Cette fois-ci, ce n’était pas mon père qui m’appelait. C’était Elle, qui était revenue. Si elle était revenue, c’est qu’il y avait une bonne raison. Je devais trouver le moyen de me retrouver seule pour lui parler. Je devais mettre fin à la conversation que j’avais avec mon père.


— Vous avez raison, père. J’irais voir le Dr Langstone.

— Il faut que tu fasses les démarches avant qu’il ne soit trop tard, ma grande.

— Je le ferais.

— Je ne t’embête pas plus. Faut que j’aille voir Stephania.

— Merci pour votre aide.


Il posa rapidement sa main sur mon épaule avant de rentrer au château. Je m’éloignais, pour me promener un peu dans les jardins.


— Je suis à toi. Où es-tu ?

— Je suis là. Tu as réussi à parler à ton fils, je suis contente.

— Seulement grâce à mon père.

— Mais tu as réussi à lui parler, c’est le principal.

— Ce n’est pas assez.

— Ne sois pas trop exigeante envers toi-même. Tu dois y aller par étapes, tu dois prendre ton temps.

— Et concernant mon père et ce qu’il m’a dit… tu crois que je suis malade ?

— Qu’est-ce que tu en penses ?

— Je doute aussi. Après tout, je te parle alors que tu n’es pas vraiment là.

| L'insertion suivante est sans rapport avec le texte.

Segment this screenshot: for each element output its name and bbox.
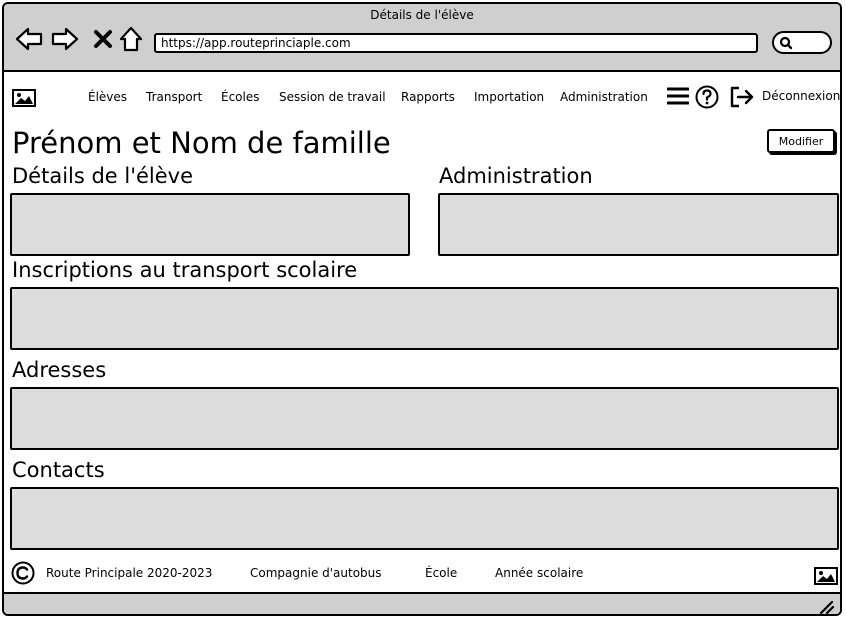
page-title: Prénom et Nom de famille bbox=[12, 126, 391, 160]
copyright-text: Route Principale 2020-2023 bbox=[46, 566, 213, 580]
logout-icon[interactable] bbox=[729, 85, 755, 109]
arrow-left-icon bbox=[15, 27, 43, 51]
page-footer bbox=[4, 554, 840, 594]
nav-item-ecoles[interactable]: Écoles bbox=[221, 90, 260, 104]
browser-statusbar bbox=[4, 592, 840, 616]
home-icon bbox=[119, 26, 143, 52]
footer-image-icon bbox=[814, 567, 838, 585]
search-icon bbox=[779, 36, 793, 50]
section-title-transport: Inscriptions au transport scolaire bbox=[12, 258, 358, 282]
transport-panel bbox=[10, 287, 839, 350]
app-navbar bbox=[4, 72, 840, 122]
administration-panel bbox=[438, 193, 839, 256]
footer-link-school-year[interactable]: Année scolaire bbox=[495, 566, 584, 580]
nav-item-session-travail[interactable]: Session de travail bbox=[279, 90, 386, 104]
section-title-contacts: Contacts bbox=[12, 458, 105, 482]
footer-link-school[interactable]: École bbox=[425, 566, 458, 580]
logout-link[interactable]: Déconnexion bbox=[762, 89, 841, 103]
browser-window bbox=[2, 2, 842, 616]
edit-button[interactable]: Modifier bbox=[767, 129, 835, 153]
back-button[interactable] bbox=[14, 24, 44, 54]
nav-item-importation[interactable]: Importation bbox=[474, 90, 545, 104]
forward-button[interactable] bbox=[50, 24, 80, 54]
footer-link-bus-company[interactable]: Compagnie d'autobus bbox=[250, 566, 382, 580]
nav-item-eleves[interactable]: Élèves bbox=[88, 90, 128, 104]
browser-search-field[interactable] bbox=[772, 31, 832, 54]
home-button[interactable] bbox=[116, 24, 146, 54]
address-bar[interactable]: https://app.routeprinciaple.com bbox=[154, 33, 758, 53]
section-title-addresses: Adresses bbox=[12, 358, 107, 382]
close-icon bbox=[93, 29, 113, 49]
resize-grip-icon[interactable] bbox=[819, 600, 835, 614]
nav-item-administration[interactable]: Administration bbox=[560, 90, 648, 104]
copyright-icon bbox=[11, 561, 35, 585]
window-title: Détails de l'élève bbox=[370, 8, 474, 22]
browser-titlebar bbox=[4, 4, 840, 72]
arrow-right-icon bbox=[51, 27, 79, 51]
section-title-administration: Administration bbox=[439, 164, 593, 188]
logo-image-icon[interactable] bbox=[12, 89, 36, 107]
nav-item-transport[interactable]: Transport bbox=[146, 90, 203, 104]
stop-button[interactable] bbox=[88, 24, 118, 54]
contacts-panel bbox=[10, 487, 839, 550]
hamburger-menu-icon[interactable] bbox=[667, 85, 689, 107]
student-details-panel bbox=[10, 193, 410, 256]
addresses-panel bbox=[10, 387, 839, 450]
nav-item-rapports[interactable]: Rapports bbox=[401, 90, 455, 104]
section-title-student-details: Détails de l'élève bbox=[12, 164, 194, 188]
help-icon[interactable] bbox=[695, 85, 719, 109]
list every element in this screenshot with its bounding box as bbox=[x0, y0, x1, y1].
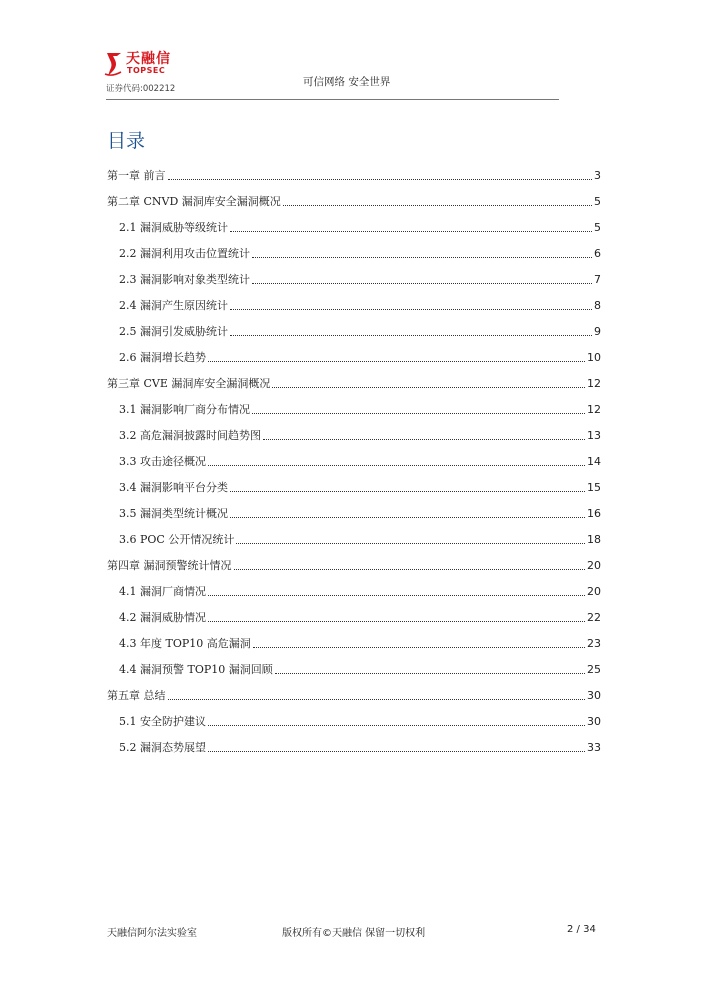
toc-entry-title: 2.5 漏洞引发威胁统计 bbox=[119, 325, 228, 338]
toc-entry-title: 3.2 高危漏洞披露时间趋势图 bbox=[119, 429, 261, 442]
toc-entry-page: 5 bbox=[594, 195, 601, 208]
toc-entry[interactable] bbox=[119, 243, 601, 261]
toc-entry-title: 2.4 漏洞产生原因统计 bbox=[119, 299, 228, 312]
toc-leader-dots bbox=[283, 205, 592, 206]
toc-entry-title: 4.1 漏洞厂商情况 bbox=[119, 585, 206, 598]
toc-leader-dots bbox=[208, 595, 585, 596]
toc-entry-title: 3.6 POC 公开情况统计 bbox=[119, 533, 235, 546]
toc-entry-title: 第五章 总结 bbox=[107, 689, 166, 702]
toc-leader-dots bbox=[168, 699, 586, 700]
toc-entry-title: 2.1 漏洞威胁等级统计 bbox=[119, 221, 228, 234]
toc-entry-page: 12 bbox=[587, 403, 601, 416]
toc-entry-page: 15 bbox=[587, 481, 601, 494]
toc-entry-page: 23 bbox=[587, 637, 601, 650]
footer-page-number: 2 / 34 bbox=[567, 924, 596, 935]
toc-leader-dots bbox=[208, 725, 585, 726]
toc-entry-page: 22 bbox=[587, 611, 601, 624]
toc-entry-title: 2.2 漏洞利用攻击位置统计 bbox=[119, 247, 250, 260]
toc-entry[interactable] bbox=[107, 165, 601, 183]
toc-entry-page: 14 bbox=[587, 455, 601, 468]
toc-entry-page: 12 bbox=[587, 377, 601, 390]
toc-leader-dots bbox=[263, 439, 585, 440]
toc-leader-dots bbox=[208, 465, 585, 466]
toc-entry-title: 3.3 攻击途径概况 bbox=[119, 455, 206, 468]
toc-leader-dots bbox=[230, 491, 585, 492]
toc-entry-page: 33 bbox=[587, 741, 601, 754]
toc-entry-page: 10 bbox=[587, 351, 601, 364]
toc-entry-title: 第四章 漏洞预警统计情况 bbox=[107, 559, 232, 572]
toc-leader-dots bbox=[234, 569, 586, 570]
toc-leader-dots bbox=[208, 751, 585, 752]
logo-text-en: TOPSEC bbox=[127, 66, 166, 75]
toc-entry-page: 20 bbox=[587, 585, 601, 598]
toc-entry-title: 5.2 漏洞态势展望 bbox=[119, 741, 206, 754]
toc-entry-title: 第三章 CVE 漏洞库安全漏洞概况 bbox=[107, 377, 271, 390]
toc-entry-title: 4.2 漏洞威胁情况 bbox=[119, 611, 206, 624]
toc-leader-dots bbox=[272, 387, 585, 388]
toc-entry[interactable] bbox=[119, 269, 601, 287]
logo-text-cn: 天融信 bbox=[126, 51, 171, 67]
toc-leader-dots bbox=[230, 335, 592, 336]
toc-entry[interactable] bbox=[119, 503, 601, 521]
toc-entry[interactable] bbox=[119, 711, 601, 729]
toc-leader-dots bbox=[208, 361, 585, 362]
footer-left: 天融信阿尔法实验室 bbox=[107, 928, 197, 939]
toc-entry-title: 4.3 年度 TOP10 高危漏洞 bbox=[119, 637, 251, 650]
toc-entry[interactable] bbox=[107, 555, 601, 573]
toc-entry-page: 25 bbox=[587, 663, 601, 676]
toc-entry-page: 3 bbox=[594, 169, 601, 182]
toc-entry[interactable] bbox=[119, 347, 601, 365]
company-logo bbox=[104, 48, 194, 80]
toc-entry[interactable] bbox=[119, 425, 601, 443]
toc-leader-dots bbox=[252, 283, 592, 284]
toc-entry[interactable] bbox=[119, 451, 601, 469]
toc-entry-page: 18 bbox=[587, 533, 601, 546]
toc-entry[interactable] bbox=[107, 373, 601, 391]
toc-entry-title: 4.4 漏洞预警 TOP10 漏洞回顾 bbox=[119, 663, 273, 676]
toc-entry[interactable] bbox=[107, 685, 601, 703]
toc-leader-dots bbox=[168, 179, 593, 180]
toc-leader-dots bbox=[252, 257, 592, 258]
toc-leader-dots bbox=[230, 231, 592, 232]
toc-entry-page: 5 bbox=[594, 221, 601, 234]
toc-entry[interactable] bbox=[119, 321, 601, 339]
toc-entry-page: 30 bbox=[587, 715, 601, 728]
stock-code: 证券代码:002212 bbox=[106, 84, 176, 94]
toc-title: 目录 bbox=[107, 130, 146, 152]
toc-entry-page: 6 bbox=[594, 247, 601, 260]
toc-entry-page: 20 bbox=[587, 559, 601, 572]
toc-entry[interactable] bbox=[119, 633, 601, 651]
toc-entry-title: 2.3 漏洞影响对象类型统计 bbox=[119, 273, 250, 286]
header-divider bbox=[106, 99, 559, 100]
toc-entry-title: 2.6 漏洞增长趋势 bbox=[119, 351, 206, 364]
toc-entry-page: 8 bbox=[594, 299, 601, 312]
toc-leader-dots bbox=[230, 517, 585, 518]
toc-leader-dots bbox=[230, 309, 592, 310]
toc-leader-dots bbox=[253, 647, 585, 648]
toc-entry[interactable] bbox=[119, 217, 601, 235]
toc-entry-title: 3.4 漏洞影响平台分类 bbox=[119, 481, 228, 494]
toc-leader-dots bbox=[275, 673, 585, 674]
toc-entry-page: 30 bbox=[587, 689, 601, 702]
toc-entry[interactable] bbox=[119, 295, 601, 313]
toc-entry[interactable] bbox=[119, 607, 601, 625]
toc-entry-page: 13 bbox=[587, 429, 601, 442]
toc-entry[interactable] bbox=[119, 659, 601, 677]
toc-entry-title: 第二章 CNVD 漏洞库安全漏洞概况 bbox=[107, 195, 281, 208]
toc-entry-page: 7 bbox=[594, 273, 601, 286]
toc-entry[interactable] bbox=[119, 399, 601, 417]
toc-leader-dots bbox=[236, 543, 585, 544]
topsec-logo-icon bbox=[104, 50, 124, 78]
toc-leader-dots bbox=[252, 413, 585, 414]
toc-entry-page: 16 bbox=[587, 507, 601, 520]
toc-entry-title: 3.5 漏洞类型统计概况 bbox=[119, 507, 228, 520]
header-slogan: 可信网络 安全世界 bbox=[303, 76, 391, 88]
footer-copyright: 版权所有©天融信 保留一切权利 bbox=[282, 928, 426, 939]
toc-entry-title: 第一章 前言 bbox=[107, 169, 166, 182]
toc-entry[interactable] bbox=[119, 477, 601, 495]
toc-entry-title: 3.1 漏洞影响厂商分布情况 bbox=[119, 403, 250, 416]
toc-entry[interactable] bbox=[119, 737, 601, 755]
toc-entry[interactable] bbox=[107, 191, 601, 209]
toc-entry[interactable] bbox=[119, 581, 601, 599]
toc-entry-title: 5.1 安全防护建议 bbox=[119, 715, 206, 728]
toc-leader-dots bbox=[208, 621, 585, 622]
toc-entry[interactable] bbox=[119, 529, 601, 547]
toc-entry-page: 9 bbox=[594, 325, 601, 338]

— Tu n’as pas tort. C’est vrai que je ne suis que dans ta tête. Je ne suis que le fruit de ton subconscient pour t’aider. Tu es peut-être malade ou non, mais je resterais avec toi aussi longtemps que possible.

— Est-ce que je devrais aller quand même aller voir le Dr Langstone ?

— C’est à toi de prendre cette décision. À toi seule.


Elle, la seule qui m’écoutait sans me juger. Celle qui me laisser prendre les décisions seules, sans jamais m’influencer. Contrairement à Emma et Océane, qui cherchaient toujours un moyen de m’aider, Elle faisait toujours en sorte que je choisisse, par moi-même le chemin que je voulais prendre. Pourtant, si elle était uniquement le fruit de mon subconscient, ça voulait dire que je lui parlais parce que j’étais malade. Sa présence même était ce que je craignais le plus sans l’accepter.